# Collaboration Network Analysis

`Overview`
This notebook analyzes and visualizes collaboration networks between countries and institutions:
- Constructing network graphs from project partnership data
- Analyzing network metrics (centrality, clustering, community detection)
- Creating interactive network visualizations
- Identifying key collaboration patterns and influential nodes

`Inputs`
- Processed project and partnership data from `../data/processed/`

`Outputs`
- Network analysis results in `../data/results/`
- Interactive network visualizations in `../reports/figures/`

`Dependencies`
- NetworkX
- Matplotlib
- Plotly
- Pandas
- Community detection libraries

*Note: This is notebook 3 of the analysis pipeline focusing on collaboration patterns*

In [1]:
# imports
import os
import sys
import pandas as pd
import numpy as np
import plotly.express as px
import plotly.graph_objects as go
from plotly.subplots import make_subplots
import networkx as nx

# Import custom modules
run_dir = os.getcwd()
parent_dir = os.path.dirname(run_dir)
sys.path.append(parent_dir)

from backend.utils.plots import CORDISPlots
from backend.classes.cordis_data import CORDIS_data

from backend.classes.project_data  import Project_data

## Explore possibilities of NetworkX package
We aim to create the following plots: 
- Frequent collaborating institutions. Indicate the 20 most frequent collaborations with lines on a map
- Frequently collaborating people.

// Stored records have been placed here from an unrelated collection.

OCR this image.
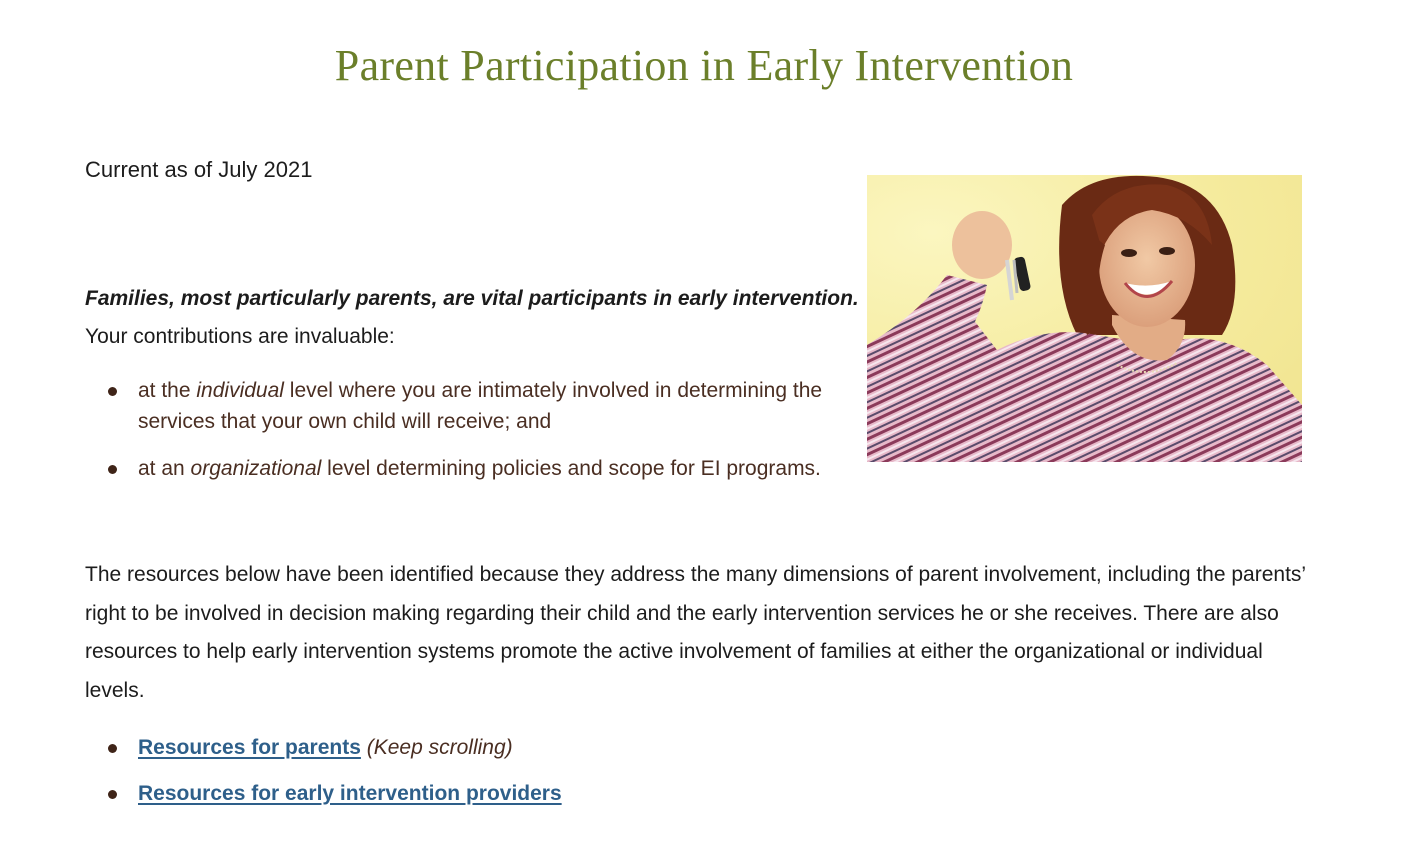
Parent Participation in Early Intervention

Current as of July 2021

Families, most particularly parents, are vital participants in early intervention.
Your contributions are invaluable:

at the individual level where you are intimately involved in determining the services that your own child will receive; and
at an organizational level determining policies and scope for EI programs.

The resources below have been identified because they address the many dimensions of parent involvement, including the parents’ right to be involved in decision making regarding their child and the early intervention services he or she receives. There are also resources to help early intervention systems promote the active involvement of families at either the organizational or individual levels.

Resources for parents (Keep scrolling)
Resources for early intervention providers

Determine from the authors list of the publications
- project-deliverable plots: which projects produce the main number of plots

In [3]:
# load projects class
projects_df = pd.read_csv(f'{parent_dir}/data/processed/projects.csv')
organization_df = pd.read_csv(f'{parent_dir}/data/processed/organizations.csv')

In [4]:
projects_df.keys()

Index(['id', 'acronym', 'status', 'title', 'start_date', 'end_date',
       'total_cost', 'ec_max_contribution', 'ec_signature_date',
       'framework_programme', 'master_call', 'sub_call', 'funding_scheme',
       'nature', 'objective', 'content_update_date', 'rcn', 'grant_doi',
       'duration_days', 'duration_months', 'duration_years', 'n_institutions',
       'coordinator_name', 'ec_contribution_per_year', 'total_cost_per_year',
       'field_class', 'field', 'sub_field', 'niche'],
      dtype='object')

In [5]:
projects_df['funding_scheme'].unique()

array(['HORIZON-JU-RIA', 'HORIZON-CSA', 'HORIZON-RIA', 'HORIZON-COFUND',
       'HORIZON-JU-CSA', 'HORIZON-EIT-KIC', 'HORIZON-TMA-MSCA-PF-EF',
       'CSA', 'HORIZON-AG-UN', 'HORIZON-AG', 'HORIZON-IA',
       'HORIZON-TMA-MSCA-SE', 'HORIZON-TMA-MSCA-PF-GF',
       'HORIZON-TMA-MSCA-Cofund-D', 'HORIZON-TMA-MSCA-Cofund-P',
       'MSCA-PF', 'EURATOM-CSA', 'HORIZON-TMA-MSCA-DN', 'HORIZON-AG-LS',
       'EURATOM-IA', 'HORIZON-TMA-MSCA-DN-ID', 'HORIZON-TMA-MSCA-DN-JD',
       'HORIZON-PCP', 'HORIZON-JU-IA', 'EURATOM-RIA', 'IA',
       'HORIZON-EIC-ACC-BF', 'HORIZON-EIC', 'EIC-ACC', 'HORIZON-EIC-ACC',
       'EURATOM-COFUND', 'RIA', 'HORIZON-ERC-POC', 'HORIZON-ERC',
       'HORIZON-ERC-SYG', 'ERC', 'ERC-POC', 'EIC'], dtype=object)

In [6]:
horizon_data = CORDIS_data(parent_dir, enrich=False)

In [7]:
horizon_data.sci_voc_df['euroSciVocTitle'].unique()[:20]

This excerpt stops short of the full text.